Dopo la moltiplicazione dei pani, ora viene il tema delle condizioni per mangiare il “pane”, per poter partecipare al banchetto della comunione con Dio. È esclusa ogni forma di ipocrisia, consapevoli – sempre – di non essere giusti e degni. Ieri era la folla a stringersi attorno a Gesù, umile come sono le pecore senza pastore; oggi sono i farisei ed alcuni scribi, per coglierlo in fallo in merito alla “tradizione” da loro caricata di obblighi con la presunzione di migliorarla. Gesù semplicemente risponde con il comandamento dell’amore.

La presunzione ipocrita è quella di complicare inutilmente il comando divino fino al punto da renderne inaccessibile la sostanza e di fatto allontanare dalla volontà del Signore perché non è più coinvolto il “cuore” del discepolo. La vera tradizione è quella dell’obbedienza al valore immutabile e sempre attuale della Parola del Signore. Gesù, per spiegarsi, usa le parole del profeta Isaia: “Questo popolo mi onora con le labbra, ma il suo cuore è lontano da me. Invano mi rendono culto, insegnando dottrine che sono precetti di uomini”.

Il centro dell’insegnamento del Maestro è, dunque, il cuore, non contrapponendo l’interiorità rispetto all’esteriorità, ma risanando e ricomponendo l’unità della persona che agisce “fuori” secondo la verità che è “dentro”. È il cuore malato dell’uomo il vero grande problema della storia dell’umanità e della storia della storia della salvezza.

Dichiarando mondi (puri) tutti i cibi, Gesù supera tutte le religioni ridotte a pratiche e devozioni e rovescia la prospettiva: non sono le cose a contaminare il cuore, ma le intenzioni del cuore a guastare la creazione. Anzi, il cuore guidato dalla sapienza dell’amore (il vero “Comandamento di Dio”, il primo e più grande comandamento), è capace di far nuove tutte le cose.

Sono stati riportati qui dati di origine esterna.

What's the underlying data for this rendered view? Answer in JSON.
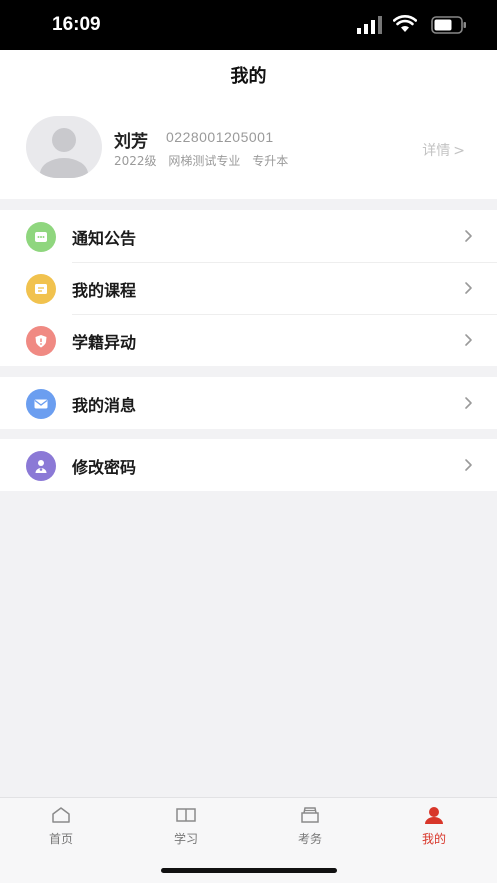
{
  "status": {
    "time": "16:09"
  },
  "nav": {
    "title": "我的"
  },
  "profile": {
    "name": "刘芳",
    "student_id": "0228001205001",
    "grade": "2022级",
    "major": "网梯测试专业",
    "level": "专升本",
    "details_label": "详情"
  },
  "menu_groups": [
    [
      {
        "label": "通知公告",
        "icon": "notice-icon",
        "color": "#8fd67e"
      },
      {
        "label": "我的课程",
        "icon": "course-icon",
        "color": "#f1c24e"
      },
      {
        "label": "学籍异动",
        "icon": "status-change-icon",
        "color": "#f08a83"
      }
    ],
    [
      {
        "label": "我的消息",
        "icon": "message-icon",
        "color": "#6b9ef0"
      }
    ],
    [
      {
        "label": "修改密码",
        "icon": "password-icon",
        "color": "#8b79d6"
      }
    ]
  ],
  "tabbar": {
    "items": [
      {
        "label": "首页",
        "icon": "home-icon",
        "active": false
      },
      {
        "label": "学习",
        "icon": "book-icon",
        "active": false
      },
      {
        "label": "考务",
        "icon": "exam-icon",
        "active": false
      },
      {
        "label": "我的",
        "icon": "profile-icon",
        "active": true
      }
    ],
    "active_color": "#d8362a"
  }
}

L’esempio portato da Gesù fa vedere dove può giungere lo stravolgimento dei comandi di Dio: l’obbligo di onorare il padre e per la madre, poteva essere superato dal gesto del “korban”, cioè dell’offerta fatta a Dio. Gesù invece riporta all’unità dei due grandi comandamenti (“Il secondo è uguale al primo”): Amare (onorare) i genitori è amare (onorare) Dio stesso.